Les Grisanti ont décidé de lutter pour maintenir leur activité en Castagniccia. Bergers, éleveurs de cochons et restaurateurs en tenant une ferme-auberge : portrait d'une famille passionnée qui croit encore que l'intérieur à un avenir.
Laurent Grisanti est un jeune éleveur d’ovins. Il est l’un des seuls bergers à s’être installé dans la Pieve d’Orezza ces dernières années.
Son troupeau atteint les 200 brebis. La centaine d’entre elles, à la traite en ce moment, produit chacune un litre par jour. Une petite production de lait destiné à une fromagerie de la plaine.
Laurent Grisanti est fils de berger et cette profession s’est imposée à lui naturellement. Son premier but est de vivre au village. Une décision à l’inverse des autres jeunes de son entourage.
Dans l’intérieur de l’île, en Castagniccia en particulier, la relève se fait rare. « On a l’impression que les gens n’ont plus envie de vivre au village à l’année en Castagniccia. Ils montent le week-end ou un peu l’été pendant les vacances. Quand il commence à faire froid, ils s’en vont, ils n’ont pas envie d’être ici, il faut allumer le feu ou installer une installation électrique de chauffage. On voit que ce n’est pas un problème financier », estime le jeune éleveur.
Difficultés de la vie rurale, et difficultés de la vie de berger, lorsque les deux s’accumulent tout se complique. Georges Grisanti est le père de Laurent. Il est également éleveur. Il y a 30 ans, lorsqu’il a débuté son activité, la région comptait plusieurs dizaines d’éleveurs. Depuis, les bergers ont abandonné la région et les clients se sont éloignés.
Pluriactivité
Alors, comme son fils, Georges Grisanti s’est résolu à vendre du lait à une fromagerie. Pour effectuer la livraison, il doit parcourir 40 kilomètres aller et retour.
C’est le prix de l’isolement. « Ce sont des complications. C’est surtout de la perte de temps, il y aussi la question du carburant », livre-t-il.
Le berger est aussi éleveur de cochons. Dans l’intérieur, la plupart des agriculteurs ont choisi la pluriactivité pour se maintenir. « Comme cette année les chèvres ont juste un litre de lait… C’est juste. Normalement, elles sont à 1,5 ou 1,7 litre. Cette année, c’est un peu moins, mais avec la charcuterie et la ferme-auberge, on arrive à s’en sortir. La ferme-auberge nous permet de vendre nos produits sur place sans avoir besoin d’aller en ville. On est assez loin de tout », livre Georges Grisanti.

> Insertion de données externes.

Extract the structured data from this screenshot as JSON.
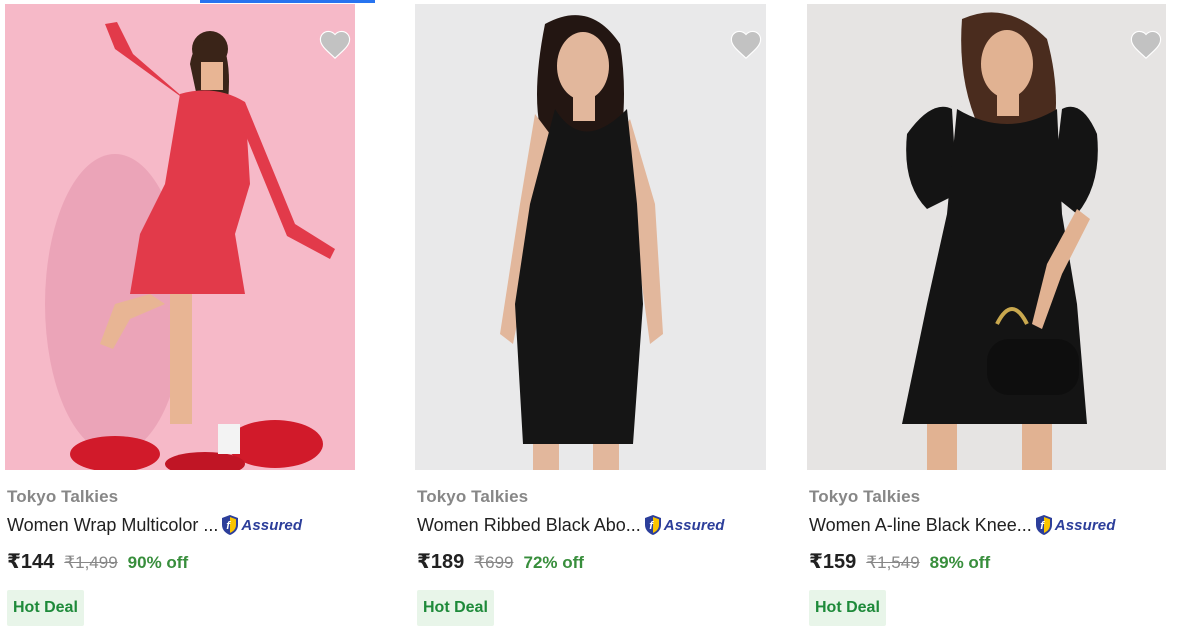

Dans ces régions vidées de leurs habitants, comment aider ceux qui ont fait le choix d’y rester ? Comment en faire venir d’autres ? Pendant que les politiques réfléchissent à faire installer une zone franche pour la montagne, ou des mesures fiscales pour soutenir les familles les plus isolées, la famille Grisanti a décidé de créer les conditions elle-même pour continuer à faire exister la vie des villages.
« Avant tout le monde restait chez lui »
C’est à Quercetto, un petit hameau de Casabianca, que le couple de bergers a ouvert une ferme-auberge. Éleveurs en journée, cuisiniers le soir, du vendredi au dimanche.
Ils s’activent devant les fourneaux jusque tard dans la nuit. « C’est bien de voir le village qui revit. Tout le monde se connaît, tout le monde rigole, discute. Avant tout le monde restait chez lui », explique Marie-Jeanne Grisanti, gérante de la ferme-auberge.
Dans la petite salle du restaurant, les clients viennent des villages alentours, et même, parfois, de la ville : Bastia à deux heures de route aller-retour, pour goûter les produits de ferme. À toutes les tables, la solidarité entre les habitants s’exprime.
Ces habitants assument le choix de vivre, revenir et pour certains de travailler au village. L’envie et la passion sont deux ingrédients indispensables et aussi l’espoir que leur exemple inspire enfin de vraies politiques pour l’intérieur.